Postgresql – keyset pagination on extended query with full text search in postgresql

full-text-searchpostgresql

I have a database with 4 tables. These 4 tables hold users, their relations with each other (users following other users), the posts they make and the likes they receive. I have simplified the tables for better understanding.

// table: users
+-------------------------------------------------+
| user_id | username | timestamp_joined | tokens  |
+-------------------------------------------------+

// table: followers
+-------------------------------------------------+
| follower_id | user_id | following_user_id       |
+-------------------------------------------------+

// table: posts
+-------------------------------------------------+
| post_id | user_id | timestamp_posted            |
+-------------------------------------------------+

// table: post_likes
+-------------------------------------------------+
| post_like_id | post_id | user_id                |
+-------------------------------------------------+

Now, I want to do a full text search combined with a keyset pagination.
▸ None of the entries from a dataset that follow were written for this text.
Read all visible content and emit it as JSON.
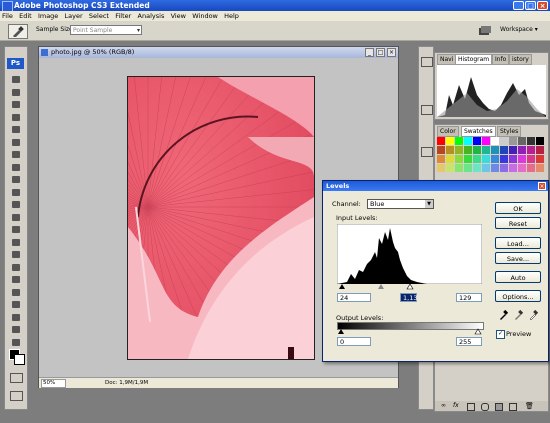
{
  "app": {
    "title": "Adobe Photoshop CS3 Extended",
    "menu": [
      "File",
      "Edit",
      "Image",
      "Layer",
      "Select",
      "Filter",
      "Analysis",
      "View",
      "Window",
      "Help"
    ]
  },
  "options_bar": {
    "sample_size_label": "Sample Size:",
    "sample_size_value": "Point Sample",
    "workspace_label": "Workspace ▾"
  },
  "toolbox": {
    "logo": "Ps"
  },
  "document": {
    "title": "photo.jpg @ 50% (RGB/8)",
    "zoom": "50%",
    "doc_info": "Doc: 1,9M/1,9M"
  },
  "panels": {
    "nav_tabs": [
      "Navi",
      "Histogram",
      "Info",
      "istory"
    ],
    "color_tabs": [
      "Color",
      "Swatches",
      "Styles"
    ]
  },
  "levels": {
    "title": "Levels",
    "channel_label": "Channel:",
    "channel_value": "Blue",
    "input_label": "Input Levels:",
    "input_values": [
      "24",
      "1,13",
      "129"
    ],
    "output_label": "Output Levels:",
    "output_values": [
      "0",
      "255"
    ],
    "buttons": [
      "OK",
      "Reset",
      "Load...",
      "Save...",
      "Auto",
      "Options..."
    ],
    "preview_label": "Preview",
    "preview_checked": true
  },
  "colors": {
    "photo_tint": "#e85a6c",
    "title_blue": "#2f6be0"
  }
}
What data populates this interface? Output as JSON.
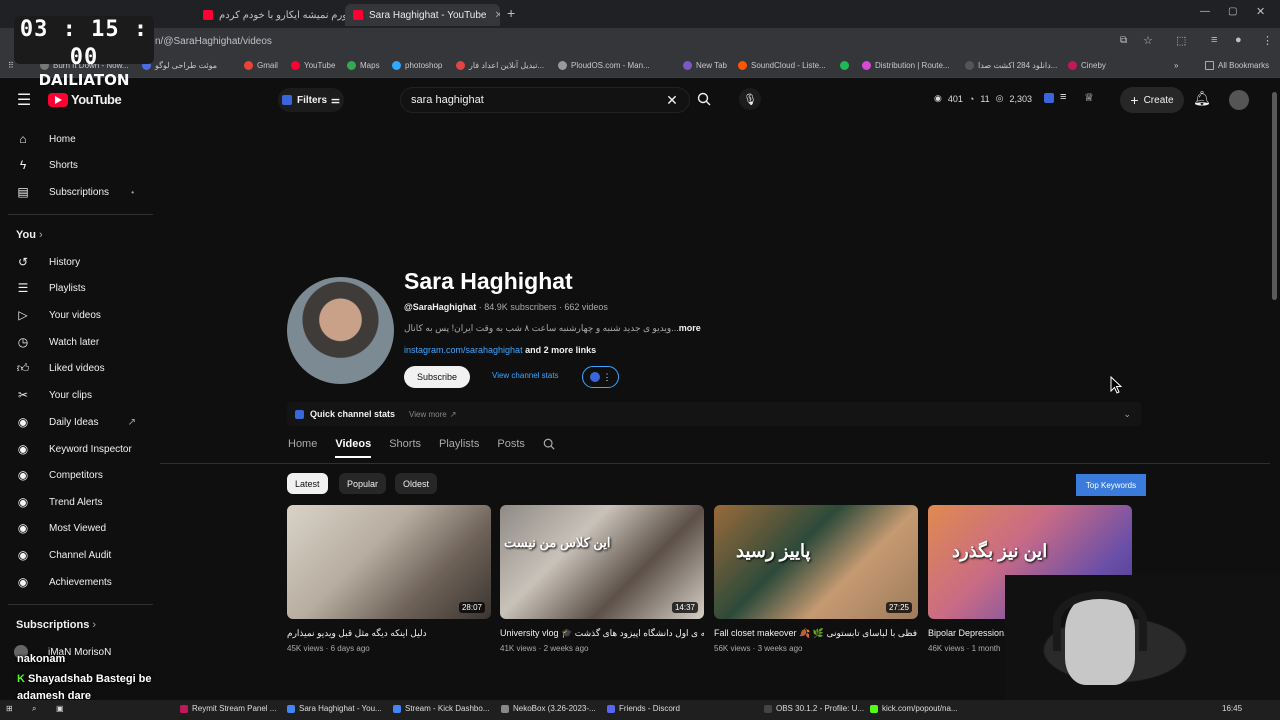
{
  "browser": {
    "tabs": [
      {
        "title": "باورم نمیشه ایکارو با خودم کردم",
        "active": false
      },
      {
        "title": "Sara Haghighat - YouTube",
        "active": true
      }
    ],
    "url": "n/@SaraHaghighat/videos",
    "bookmarks": [
      "Burn It Down - Now...",
      "موئت طراحی لوگو",
      "Gmail",
      "YouTube",
      "Maps",
      "photoshop",
      "تبدیل آنلاین اعداد فار...",
      "PloudOS.com - Man...",
      "New Tab",
      "SoundCloud - Liste...",
      "Distribution | Route...",
      "دانلود 284 اکشت صدا...",
      "Cineby"
    ],
    "all_bookmarks": "All Bookmarks"
  },
  "overlay": {
    "clock": "03 : 15 : 00",
    "name": "DAILIATON"
  },
  "youtube": {
    "logo": "YouTube",
    "filters": "Filters",
    "search_value": "sara haghighat",
    "stats": [
      "401",
      "11",
      "2,303"
    ],
    "create": "Create"
  },
  "sidebar": {
    "main": [
      "Home",
      "Shorts",
      "Subscriptions"
    ],
    "you_header": "You",
    "you": [
      "History",
      "Playlists",
      "Your videos",
      "Watch later",
      "Liked videos",
      "Your clips"
    ],
    "tools": [
      "Daily Ideas",
      "Keyword Inspector",
      "Competitors",
      "Trend Alerts",
      "Most Viewed",
      "Channel Audit",
      "Achievements"
    ],
    "subs_header": "Subscriptions",
    "sub_item": "iMaN MorisoN"
  },
  "channel": {
    "name": "Sara Haghighat",
    "handle": "@SaraHaghighat",
    "meta": " · 84.9K subscribers · 662 videos",
    "desc": "ویدیو ی جدید شنبه و چهارشنبه ساعت ۸ شب به وقت ایران! پس به کانال...",
    "more": "more",
    "link": "instagram.com/sarahaghighat",
    "more_links": " and 2 more links",
    "subscribe": "Subscribe",
    "view_stats": "View channel stats",
    "quick_stats": "Quick channel stats",
    "view_more": "View more"
  },
  "tabs": [
    "Home",
    "Videos",
    "Shorts",
    "Playlists",
    "Posts"
  ],
  "chips": [
    "Latest",
    "Popular",
    "Oldest"
  ],
  "top_keywords": "Top Keywords",
  "videos": [
    {
      "title": "دلیل اینکه دیگه مثل قبل ویدیو نمیذارم",
      "meta": "45K views · 6 days ago",
      "duration": "28:07",
      "overlay": ""
    },
    {
      "title": "University vlog 🎓 هفته ی اول دانشگاه اپیزود های گذشت",
      "meta": "41K views · 2 weeks ago",
      "duration": "14:37",
      "overlay": "این کلاس من نیست"
    },
    {
      "title": "Fall closet makeover 🍂 🌿 خداحافظی با لباسای تابستونی",
      "meta": "56K views · 3 weeks ago",
      "duration": "27:25",
      "overlay": "پاییز رسید"
    },
    {
      "title": "Bipolar Depression...",
      "meta": "46K views · 1 month",
      "duration": "",
      "overlay": "این نیز بگذرد"
    }
  ],
  "taskbar": [
    "Reymit Stream Panel ...",
    "Sara Haghighat - You...",
    "Stream - Kick Dashbo...",
    "NekoBox (3.26-2023-...",
    "Friends - Discord",
    "OBS 30.1.2 - Profile: U...",
    "kick.com/popout/na...",
    "16:45"
  ],
  "chat": [
    "nakonam",
    "Shayadshab",
    "Bastegi be",
    "adamesh dare"
  ],
  "colors": {
    "accent": "#3ea6ff",
    "youtube_red": "#ff0033",
    "background": "#0f0f0f"
  }
}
I've managed to create a query for the full text search, but I fail at modifying that query for keyset pagination.

What I want

I want to search for users, but I don't want to rank them on user_id. I want to rank them on 3 things, listed below, in that order.

1) First, I want to rank them on ts_rank(tokens, plainto_tsquery('search query')). The better there is a match between tokens (a column containing a to_tsvector object) and the search query, the higher the user should appear in the search results.

2) Secondly, I want to rank them on popularity. When 2 users have the same level of match on a search query, I want the most popular user to appear first. I have created a small equation to calculate the popularity. I know it's not a good equation, but for now (and for testing), it works. I will think about a better equation when it all works.

// equation parameters
d = # days user exists
f = # followers for a user
p = # posts made by a user in the last 5 days
l = total # likes on the posts made by the user in the last 5 days

// equation
(0.25 * d * (0.25 * f)) + (0.001 * d) + SQRT((f/d)) + ((0.1 * p) * (l/p))

3) When users still have the same level of match on a search query AND the same popularity, I want the oldest users to appear first (ORDER BY user_id ASC).

First attempt of creating a query (no keyset pagination yet)

The query to do all this is very extended, and I'm not sure about the performance when the number of rows increase.

SELECT
    user_id,
    username,
    ts_rank(tokens, plainto_tsquery('search query')) AS search_rank,
    (
        (0.25 * (SELECT EXTRACT('day' FROM date_trunc('day', NOW() - timestamp_joined::date))) * (0.25 * ((SELECT COUNT(follower_id) FROM followers WHERE following_user_id = user_id)))
        +
        (0.001 * (SELECT EXTRACT('day' FROM date_trunc('day', NOW() - timestamp_joined::date))))
        +
        (SQRT(((SELECT COUNT(follower_id) FROM followers WHERE following_user_id = user_id)/(SELECT EXTRACT('day' FROM date_trunc('day', NOW() - timestamp_joined::date)))))
        +
        ((0.1 * (SELECT COUNT(post_id) FROM posts WHERE user_id = user_id AND timestamp_posted > NOW() - INTERVAL '5 DAY')) * ((SELECT COUNT(post_like_id) FROM post_likes WHERE post_id IN (SELECT post_id FROM posts WHERE user_id = user_id))/(SELECT COUNT(post_id) FROM posts WHERE user_id = user_id AND timestamp_posted > NOW() - INTERVAL '5 DAY')))
    ) AS popularity_rank
FROM
    users
ORDER BY
    search_rank DESC,
    popularity_rank DESC,
    user_id ASC

As you can see, this is a complicated query (especially with the equation), with 9 SELECT statements in it. But the query works.

My questions

1) First of all, I want to know something about the performance of this query. I'm a beginner, and I really don't know how the PostgreSQL works in the back. 9 SELECT-statements in 1 query, to me, it seems a lot. Will the performance drop when the database hits, let's say, +1,000,000 records in each table? Will adding indexes to the tables help?

2) Secondly, I want to know how I can add a keyset pagination to this query.

I know it's a lot, but I wanted to make one question to get a better overview.

Thanks in advance!

Best Answer

First, some subqueries are unnnecessary. Instead of

(SELECT EXTRACT('day' FROM date_trunc('day', NOW() - timestamp_joined::date)))

you might as well write

EXTRACT('day' FROM date_trunc('day', NOW() - timestamp_joined::date)

Second, rather than having subselects in the SELECT list, you should OUTER JOIN the table users with the other tables.

Finally, if you want the query to be fast, any you want to use keyset pagination, you'll have to create an index that supports the ORDER BY, that is and index that covers the complete ORDER BY clause. But since your ORDER BY clause depends on parameters (searchquery) and the content of other tables, that is not possible.

So efficient keyset pagination is not possible unless you use a different query. An alternative would be to use a WITH HOLD cursor that materializes the whole query result on the server and fetch it page by page.